Kepala Monica bergerak ke kiri dan ke kanan. "Apa yang kau inginkan! Kenapa kau melakukan semua ini!" didera rasa putus asa, Monica memberanikan diri berteriak kencang pada si lelaki.
Tanpa menghiraukan jeritan Monica, lelaki itu menempelkan benda tajamnya tepat di permukaan wajah Monica.
Tubuh Monica menegang, giginya bahkan saling beradu karena ketakutan. Dia menjauhkan wajahnya dari sentuhan benda yang diyakini adalah sebuah belati.
"Kau takut?" tangan si lelaki bergerak mengusap lembut rambut Monica.
Tidak tahu harus berbuat apa lagi, Monica hanya bisa menangis dan terus menangis. Sentuhan di kepalanya semakin menambah ketakutan dirinya.

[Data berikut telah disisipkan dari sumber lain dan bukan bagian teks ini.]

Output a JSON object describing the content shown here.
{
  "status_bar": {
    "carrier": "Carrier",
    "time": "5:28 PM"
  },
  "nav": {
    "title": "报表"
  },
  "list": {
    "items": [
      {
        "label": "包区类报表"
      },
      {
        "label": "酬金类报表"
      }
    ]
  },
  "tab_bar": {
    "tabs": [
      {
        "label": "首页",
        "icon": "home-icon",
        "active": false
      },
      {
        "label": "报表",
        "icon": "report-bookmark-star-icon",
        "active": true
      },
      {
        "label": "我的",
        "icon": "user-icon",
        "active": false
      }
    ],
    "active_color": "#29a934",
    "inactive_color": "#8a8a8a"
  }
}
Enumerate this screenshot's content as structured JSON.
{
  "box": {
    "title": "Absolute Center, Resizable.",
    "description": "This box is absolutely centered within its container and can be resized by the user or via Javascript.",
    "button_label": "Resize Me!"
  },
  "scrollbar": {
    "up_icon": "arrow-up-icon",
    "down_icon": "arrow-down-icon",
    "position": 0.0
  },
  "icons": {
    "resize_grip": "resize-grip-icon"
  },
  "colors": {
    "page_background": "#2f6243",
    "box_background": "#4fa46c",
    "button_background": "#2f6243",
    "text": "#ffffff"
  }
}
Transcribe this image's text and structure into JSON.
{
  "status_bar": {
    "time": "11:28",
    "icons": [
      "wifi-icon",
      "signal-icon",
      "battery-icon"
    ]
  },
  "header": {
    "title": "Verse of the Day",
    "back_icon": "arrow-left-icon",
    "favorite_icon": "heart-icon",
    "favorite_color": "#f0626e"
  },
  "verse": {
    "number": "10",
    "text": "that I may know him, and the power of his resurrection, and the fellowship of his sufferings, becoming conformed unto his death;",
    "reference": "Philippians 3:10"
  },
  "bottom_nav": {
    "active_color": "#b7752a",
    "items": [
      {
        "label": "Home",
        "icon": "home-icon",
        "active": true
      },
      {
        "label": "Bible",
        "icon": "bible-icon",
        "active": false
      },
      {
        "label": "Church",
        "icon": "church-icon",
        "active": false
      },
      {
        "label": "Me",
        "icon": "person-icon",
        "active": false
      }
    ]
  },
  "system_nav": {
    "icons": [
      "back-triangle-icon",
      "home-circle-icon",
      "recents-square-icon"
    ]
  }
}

Lelaki bertopeng tertawa puas. Suara tawanya terdengar mengerikan, membuat punggung Monica semakin menegang, pikirannya berkecamuk akan sesuatu hal buruk yang sebentar lagi pasti menimpa dirinya.
"Kenapa kau takut begitu?" bisiknya dengan suara rendah. "Aku hanya ingin bermain sebentar." sahutnya lagi dengan nada tenang namun menakutkan.
"L-lepaskan aku, ku mohon." pinta Monica memelas, dia sudah perduli akan harga dirinya, apapun akan dilakukannya demi melepaskan diri dari cengkraman pria psikopath itu.
Mata si pria bertopeng menggelap, dia benar-benar tidak menyukai sepenggal kalimat Monica.
"Kau....tidak....boleh... lepas... begitu... saja." balas si lelaki bertopeng dingin memberi penekan disana.
"APA YANG KAU INGINKAN b*****t!" bentak Monic memaki, meluapkan emosi yang sudah ditahan sejak tadi.
PLAK....!!!
Rasa sakit, perih, tiba-tiba terasa di sebelah pipinya. Monic meringis kesakitan, mendapat tamparan keras di wajahnya.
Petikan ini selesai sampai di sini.